Indian Environment Minister Jairam Ramesh urged Hillary Clinton to back off on climate change mandates when the two met in New Delhi last month.
“There is simply no case for the pressure that we, who have amongst the lowest emissions per capita, face to actually reduce emissions,” Ramesh brazenly told the secretary of state.
Not quite the Bollywood ending Mrs. Clinton was expecting. Certainly not the ending desired by scientists and policymakers as they look ahead to December’s Climate Conference in Copenhagen as a last-chance-dance for a meaningful international accord.
But Bret Stephens, the former editor of the Jerusalem Post, sees the Clinton-Ramesh exchange as a perfect outcome for an unsuspecting group: the billions of humans living on less than $2 a day. “The poor told the warming alarmists to get lost,” he writes in his August 4 Wall Street Journal column, describing Ramesh’s shut down of Clinton, whose climate policy, Stephens believes, will threaten India’s access to the free market.
Never mind that Ramesh, a Carnegie Mellon-educated economist and former commerce minister, is an odd choice by Stephens as spokesman for the poor. Stephens himself proceeds to make dubious claims on their behalf.
He argues that “people who live in Third-World countries” desperately thirst for the “American economic model,” rejecting the notion that high-carbon emissions, like those seen in the United States, automatically produce the kind of particles and toxic waste that are polluting the rivers of China, for instance. Indeed, as a litmus test, he urges readers to name a U.S. city with air as dirty as Beijing’s or a river as polluted as the Han.
At first glance, Stephens is right. American cities and waterways do appear cleaner—in large part thanks to air and water regulations passed by Congress in the 1970s.
But what he misses is the underlying economics that have allowed Americans, unable to dump at home, to export their filth. Alongside Afghanistan and Haiti, the United States has yet to ratify the Basel Convention Controls on Hazardous Waste Export. It generates the most hazardous waste on earth, according to the UN and the OECD, and exports byproducts of development to a host of countries, China and India included.
According to a 2006 report by its State Environmental Protection Administration, China has become the recipient of 70% of the world’s electronic waste, a toxic brew which contains lead, cadmium, mercury, chromium, and polyvinyl chlorides—materials with known harmful effects such as brain damage, kidney disease, genetic mutation, and cancer. Children in Guiyu, a town in Southern China that is the largest electronic waste site on earth, have lead levels in blood that are 50 percent higher than the limits set by the Centers for Disease Control and Prevention.
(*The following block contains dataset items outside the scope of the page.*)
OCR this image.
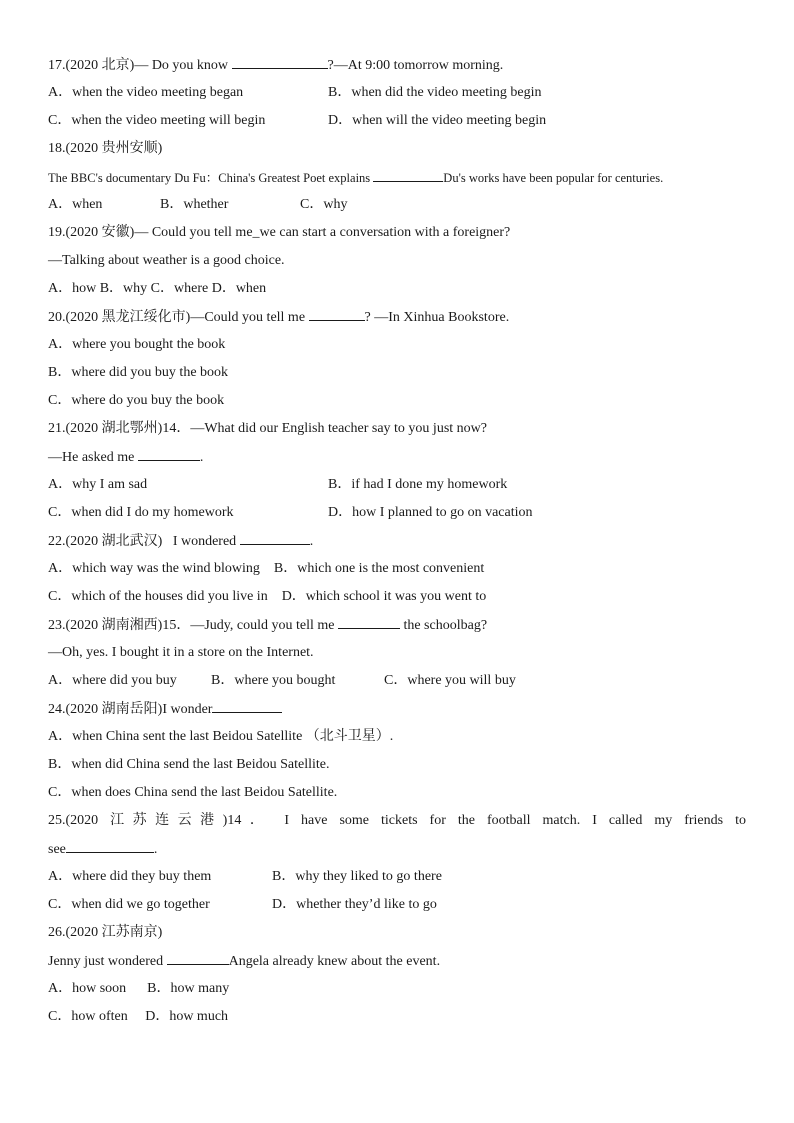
17.(2020 北京)— Do you know	?—At 9:00 tomorrow morning.
A．when the video meeting began	B．when did the video meeting begin
C．when the video meeting will begin	D．when will the video meeting begin
18.(2020 贵州安顺)
The BBC's documentary Du Fu：China's Greatest Poet explains	Du's works have been popular for centuries.
A．when	B．whether	C．why
19.(2020 安徽)— Could you tell me_we can start a conversation with a foreigner?
—Talking about weather is a good choice.
A．how B．why C．where D．when
20.(2020 黑龙江绥化市)—Could you tell me	? —In Xinhua Bookstore.
A．where you bought the book
B．where did you buy the book
C．where do you buy the book
21.(2020 湖北鄂州)14．—What did our English teacher say to you just now?
—He asked me	.
A．why I am sad	B．if had I done my homework
C．when did I do my homework	D．how I planned to go on vacation
22.(2020 湖北武汉)   I wondered	.
A．which way was the wind blowing    B．which one is the most convenient
C．which of the houses did you live in    D．which school it was you went to
23.(2020 湖南湘西)15．—Judy, could you tell me	the schoolbag?
—Oh, yes. I bought it in a store on the Internet.
A．where did you buy B．where you bought	C．where you will buy
24.(2020 湖南岳阳)I wonder
A．when China sent the last Beidou Satellite （北斗卫星）.
B．when did China send the last Beidou Satellite.
C．when does China send the last Beidou Satellite.
25.(2020 江苏连云港)14． I have some tickets for the football match. I called my friends to
see	.
A．where did they buy them	B．why they liked to go there
C．when did we go together	D．whether they’d like to go
26.(2020 江苏南京)
Jenny just wondered	Angela already knew about the event.
A．how soon      B．how many
C．how often     D．how much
While it is difficult to estimate the quantity of U.S. hazardous waste exports (since data is not kept), insiders in the electronic waste industry, according to the Basel Action Network’s “Exporting Harm” 2002 report, believe that 80 percent of what comes through their doors will be shipped to Asia, and 90 percent of that is destined for China.
Trying to find U.S. waste? Look beyond our borders. India and China, if they try to develop with an outdated polluting model, will find no market for their own trash. Empowering their poor will only work through cleaner growth.
In many respects, that’s exactly what Ramesh wants. But Stephens cheats his audience out of the rest of the Ramesh-Clinton exchange just before the minister makes this point. After declaring his opposition to emissions caps, he tells Clinton explicitly: “We want an international agreement.” He just wants it on his own terms.
For Ramesh, Copenhagen is a chance for India to flex newfound diplomatic muscle and not just follow America’s lead. India is concerned about climate change and smart growth. Its priorities include acquiring technological and capital assistance from the developed world to transfer and deploy clean technologies. “International capital,” says Ramesh, “is the key.”
Stephens depicts climate diplomacy in the style of the culture wars: as a liberal social program that does the poor more harm than good. Such pandering is a distraction to important preparations for December’s summit. A belief in the exceptionalism of the “American economic model” will not produce a better environment. Only good environmental policy can do that.
Samuel Breidbart and David Schlussel are undergraduates at Yale University and co-editors-in-chief of Wheel: Yale Undergraduate Sustainable Development Journal. Samuel is an intern at the World Policy Journal. David is an intern at Ecological, a sustainability consulting firm in New York.